Skeletal muscle: voluntary, striated, Ca2+ from SR only, no spontaneous activity, somatic motor control, fatiguable. Cardiac muscle: involuntary, striated, Ca2+ from SR AND extracellular (CICR — Ca2+-induced Ca2+ release), connected by intercalated discs with gap junctions (syncytium), pacemaker activity (SA node), cannot be tetanized (long refractory period). Smooth muscle: involuntary, non-striated (actin and myosin but no sarcomeres), Ca2+ from SR and extracellular, calmodulin activates myosin light chain kinase (not troponin), slow sustained contractions, can maintain tone indefinitely without fatigue.
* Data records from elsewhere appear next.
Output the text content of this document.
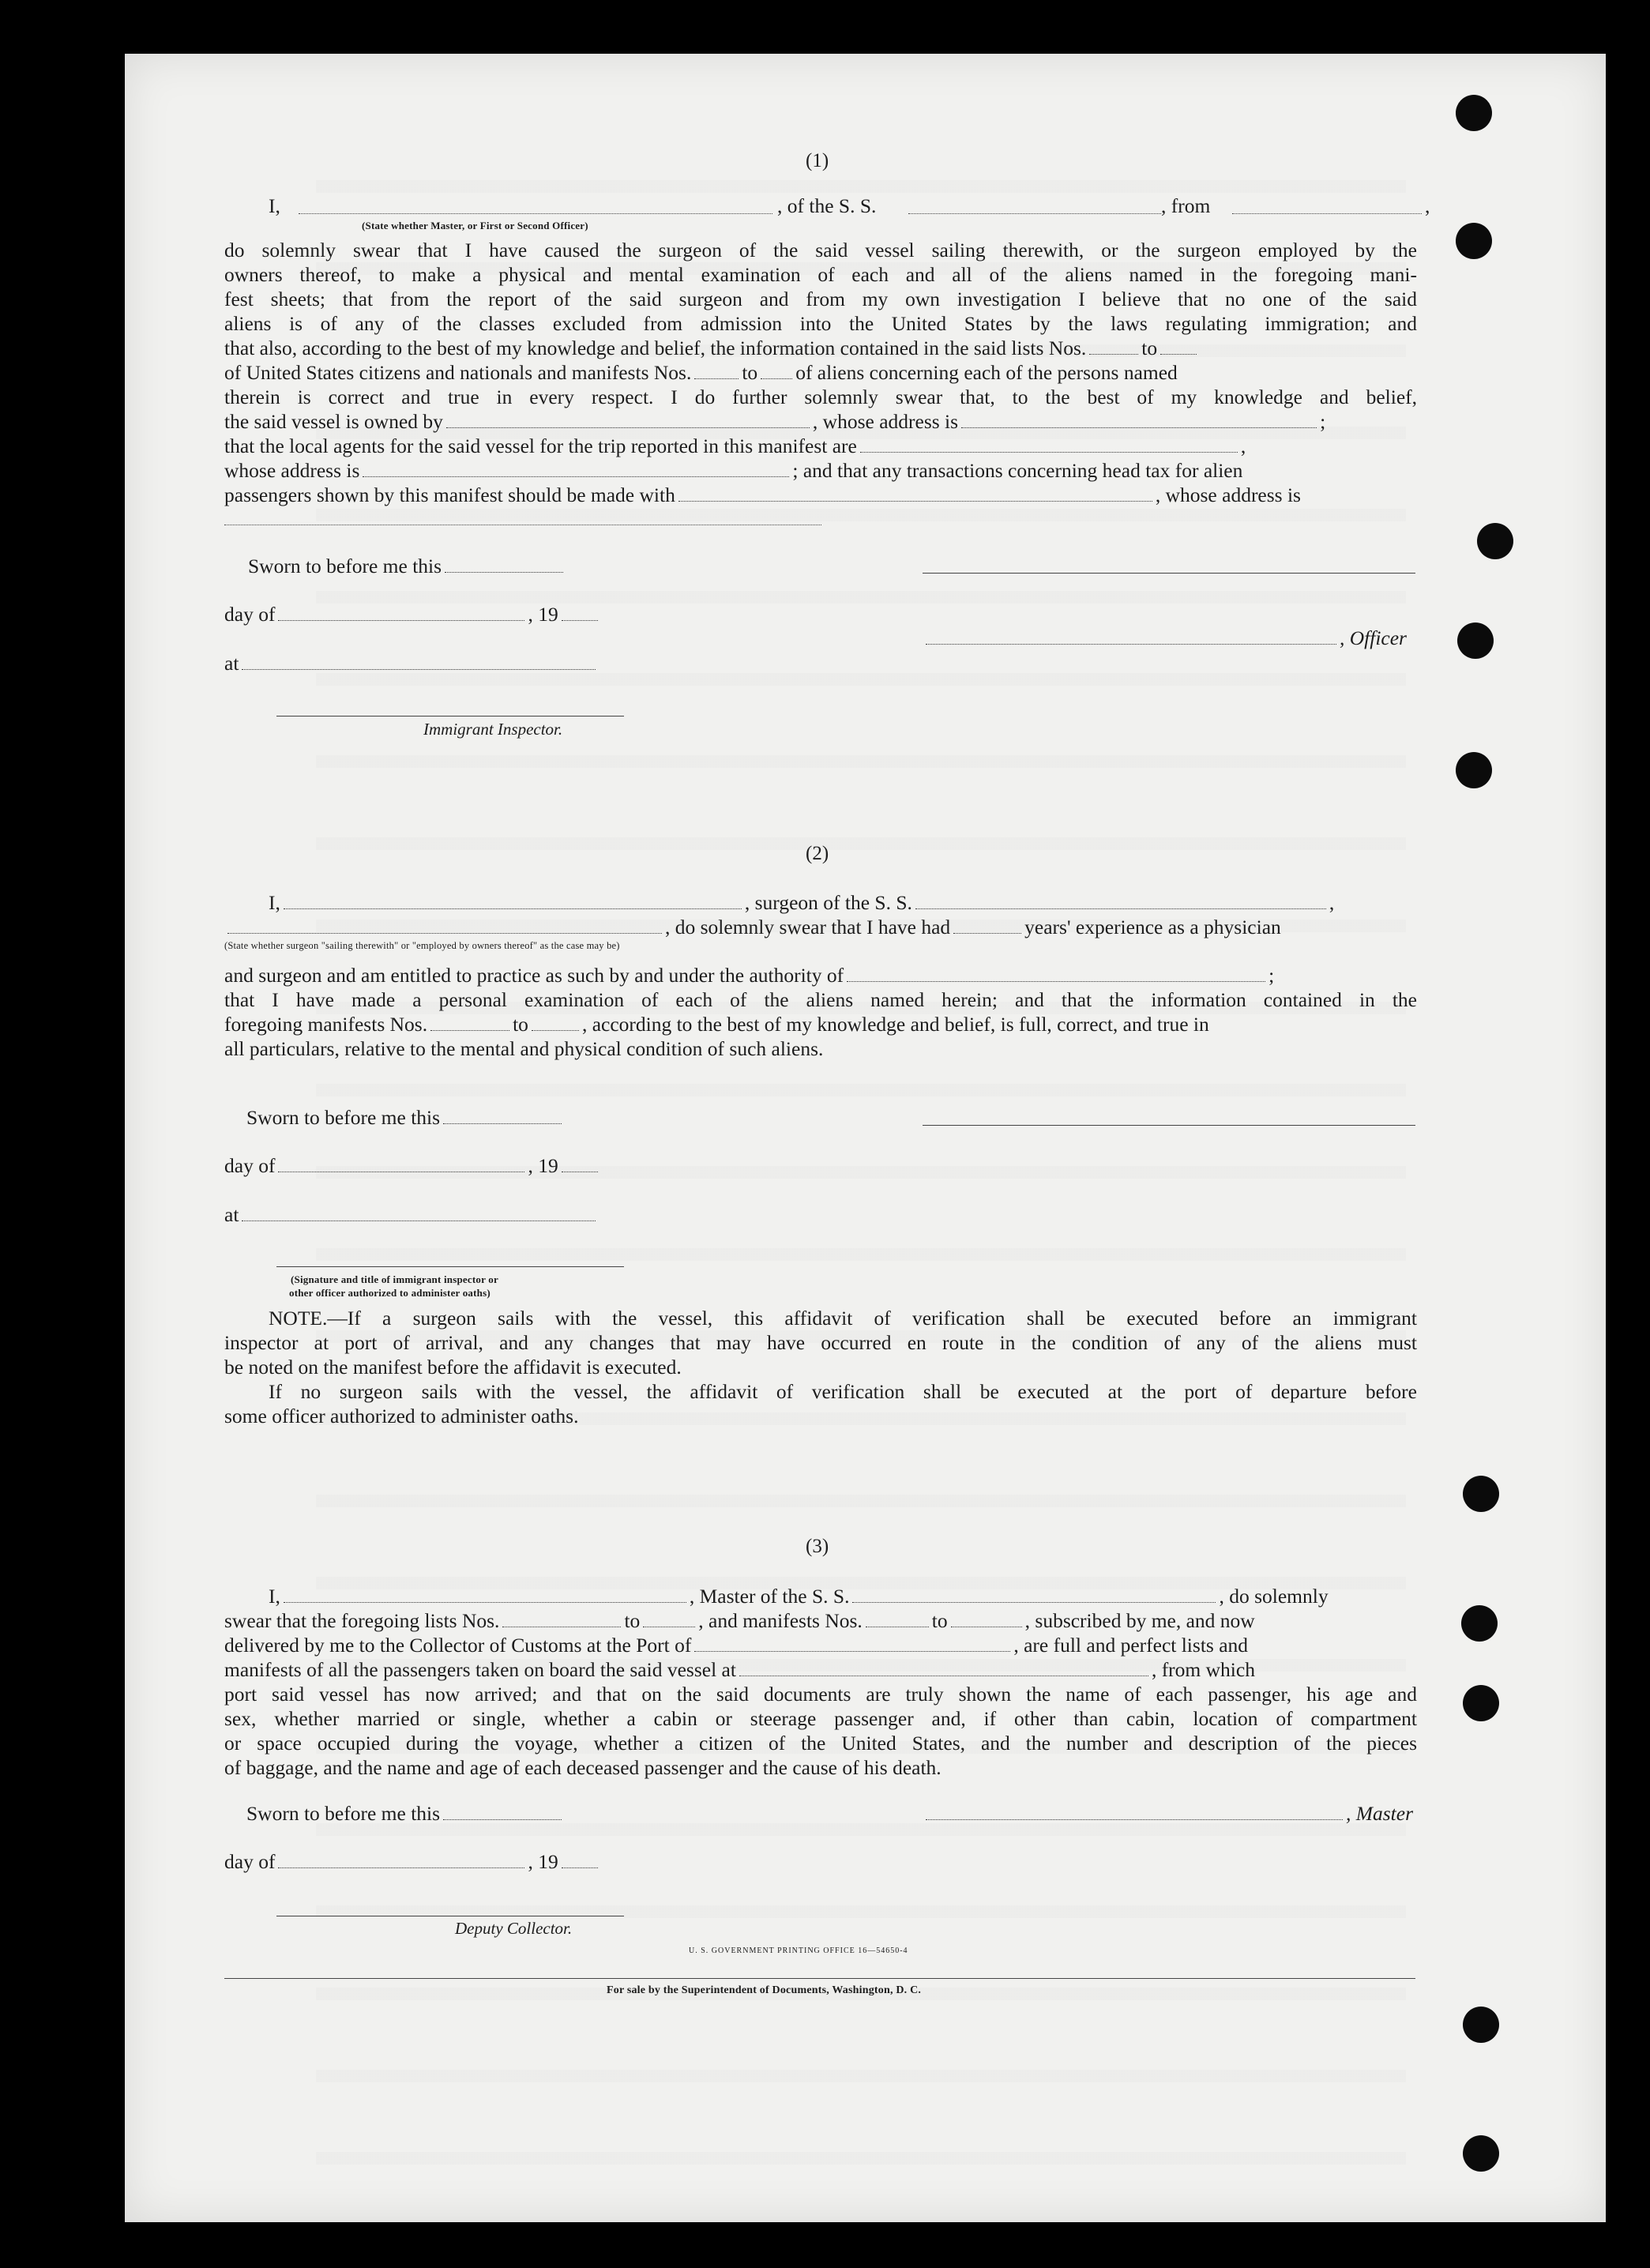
(1)
I,	, of the S. S.	, from	,
(State whether Master, or First or Second Officer)
do solemnly swear that I have caused the surgeon of the said vessel sailing therewith, or the surgeon employed by the
owners thereof, to make a physical and mental examination of each and all of the aliens named in the foregoing mani-
fest sheets; that from the report of the said surgeon and from my own investigation I believe that no one of the said
aliens is of any of the classes excluded from admission into the United States by the laws regulating immigration; and
that also, according to the best of my knowledge and belief, the information contained in the said lists Nos.	to
of United States citizens and nationals and manifests Nos.	to of aliens concerning each of the persons named
therein is correct and true in every respect. I do further solemnly swear that, to the best of my knowledge and belief,
the said vessel is owned by	, whose address is	;
that the local agents for the said vessel for the trip reported in this manifest are	,
whose address is	; and that any transactions concerning head tax for alien
passengers shown by this manifest should be made with	, whose address is
Sworn to before me this
day of	, 19
, Officer
at
Immigrant Inspector.
(2)
I,	, surgeon of the S. S.	,
, do solemnly swear that I have had	years' experience as a physician
(State whether surgeon "sailing therewith" or "employed by owners thereof" as the case may be)
and surgeon and am entitled to practice as such by and under the authority of	;
that I have made a personal examination of each of the aliens named herein; and that the information contained in the
foregoing manifests Nos.	to	, according to the best of my knowledge and belief, is full, correct, and true in
all particulars, relative to the mental and physical condition of such aliens.
Sworn to before me this
day of	, 19
at
(Signature and title of immigrant inspector or
other officer authorized to administer oaths)
NOTE.—If a surgeon sails with the vessel, this affidavit of verification shall be executed before an immigrant
inspector at port of arrival, and any changes that may have occurred en route in the condition of any of the aliens must
be noted on the manifest before the affidavit is executed.
If no surgeon sails with the vessel, the affidavit of verification shall be executed at the port of departure before
some officer authorized to administer oaths.
(3)
I,	, Master of the S. S.	, do solemnly
swear that the foregoing lists Nos.	to	, and manifests Nos.	to	, subscribed by me, and now
delivered by me to the Collector of Customs at the Port of	, are full and perfect lists and
manifests of all the passengers taken on board the said vessel at	, from which
port said vessel has now arrived; and that on the said documents are truly shown the name of each passenger, his age and
sex, whether married or single, whether a cabin or steerage passenger and, if other than cabin, location of compartment
or space occupied during the voyage, whether a citizen of the United States, and the number and description of the pieces
of baggage, and the name and age of each deceased passenger and the cause of his death.
Sworn to before me this	, Master
day of	, 19
Deputy Collector.
U. S. GOVERNMENT PRINTING OFFICE 16—54650-4
For sale by the Superintendent of Documents, Washington, D. C.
Muscle fatigue is multifactorial. Inorganic phosphate (Pi) accumulates from ATP hydrolysis → directly inhibits myosin cross-bridge cycling → reduces force. Lactate (lactic acid) accumulates from anaerobic glycolysis → was believed to cause fatigue (now more nuanced — H+ and Pi more important). ATP depletion: at very high intensity, ATP can't be regenerated fast enough. K+ accumulates in T-tubules during repetitive firing → disrupts membrane potential → AP generation fails. Calcium handling: SR becomes unable to release or reuptake Ca2+ rapidly → less Ca2+ available for troponin. Central fatigue: brain reduces motor neuron firing to protect the body.
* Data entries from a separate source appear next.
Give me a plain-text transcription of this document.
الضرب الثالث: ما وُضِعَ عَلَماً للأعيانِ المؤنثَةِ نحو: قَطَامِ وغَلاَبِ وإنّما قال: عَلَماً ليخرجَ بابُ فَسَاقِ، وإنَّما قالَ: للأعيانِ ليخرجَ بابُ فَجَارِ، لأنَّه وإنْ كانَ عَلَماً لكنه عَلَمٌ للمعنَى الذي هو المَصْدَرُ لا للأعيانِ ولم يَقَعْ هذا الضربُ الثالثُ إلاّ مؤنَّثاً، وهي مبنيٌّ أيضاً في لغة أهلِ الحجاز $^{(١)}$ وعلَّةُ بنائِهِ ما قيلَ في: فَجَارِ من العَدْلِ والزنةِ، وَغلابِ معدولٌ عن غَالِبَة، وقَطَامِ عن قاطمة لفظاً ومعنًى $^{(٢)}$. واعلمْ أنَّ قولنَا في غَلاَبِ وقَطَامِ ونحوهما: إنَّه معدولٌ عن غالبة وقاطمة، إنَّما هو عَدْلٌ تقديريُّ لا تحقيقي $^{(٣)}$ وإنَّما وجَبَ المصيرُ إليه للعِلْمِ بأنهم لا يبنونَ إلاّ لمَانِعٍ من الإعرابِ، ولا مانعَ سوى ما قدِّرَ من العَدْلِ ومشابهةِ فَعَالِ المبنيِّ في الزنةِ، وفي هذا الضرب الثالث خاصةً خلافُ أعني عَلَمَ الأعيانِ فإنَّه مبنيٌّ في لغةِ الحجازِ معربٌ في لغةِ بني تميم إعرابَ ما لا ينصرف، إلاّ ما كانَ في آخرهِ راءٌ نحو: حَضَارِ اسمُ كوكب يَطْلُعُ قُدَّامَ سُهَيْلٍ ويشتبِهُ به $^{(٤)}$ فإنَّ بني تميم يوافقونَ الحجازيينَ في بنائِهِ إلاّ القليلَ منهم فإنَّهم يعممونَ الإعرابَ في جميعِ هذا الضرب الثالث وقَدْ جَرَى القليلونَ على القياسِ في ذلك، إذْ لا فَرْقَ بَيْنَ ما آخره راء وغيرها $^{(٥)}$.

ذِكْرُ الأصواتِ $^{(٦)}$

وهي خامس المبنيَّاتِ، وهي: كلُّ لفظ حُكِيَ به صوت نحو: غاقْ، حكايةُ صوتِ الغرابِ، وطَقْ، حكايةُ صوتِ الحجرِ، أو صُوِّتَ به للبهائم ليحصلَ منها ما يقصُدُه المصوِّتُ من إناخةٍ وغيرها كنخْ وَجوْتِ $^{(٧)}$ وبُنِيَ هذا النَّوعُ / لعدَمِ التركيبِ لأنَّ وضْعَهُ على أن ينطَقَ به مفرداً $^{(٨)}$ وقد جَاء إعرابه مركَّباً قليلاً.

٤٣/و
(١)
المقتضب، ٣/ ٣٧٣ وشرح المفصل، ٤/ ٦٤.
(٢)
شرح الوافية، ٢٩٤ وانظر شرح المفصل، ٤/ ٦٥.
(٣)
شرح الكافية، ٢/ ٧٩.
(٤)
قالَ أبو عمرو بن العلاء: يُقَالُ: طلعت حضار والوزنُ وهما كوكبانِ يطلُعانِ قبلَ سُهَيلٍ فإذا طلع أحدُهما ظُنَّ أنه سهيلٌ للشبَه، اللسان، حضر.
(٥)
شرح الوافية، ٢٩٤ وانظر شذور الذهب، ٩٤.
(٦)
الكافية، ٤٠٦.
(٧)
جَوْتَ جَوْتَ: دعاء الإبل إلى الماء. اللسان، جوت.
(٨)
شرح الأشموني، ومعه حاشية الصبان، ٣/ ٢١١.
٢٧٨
Skeletal muscle generates maximum force at optimal sarcomere length (2.0–2.2 μm) — where actin-myosin overlap is greatest, allowing maximum cross-bridge formation. Too short: actin filaments from both sides overlap each other + myosin hits Z lines → less force. Too long: actin and myosin barely overlap → fewer cross-bridges → less force. This is the physiological basis of Frank-Starling law in cardiac muscle — stretch within physiological range increases overlap → stronger contraction. Clinical relevance: muscles work best at resting length — joint positioning affects muscle strength (why grip strength varies with wrist angle).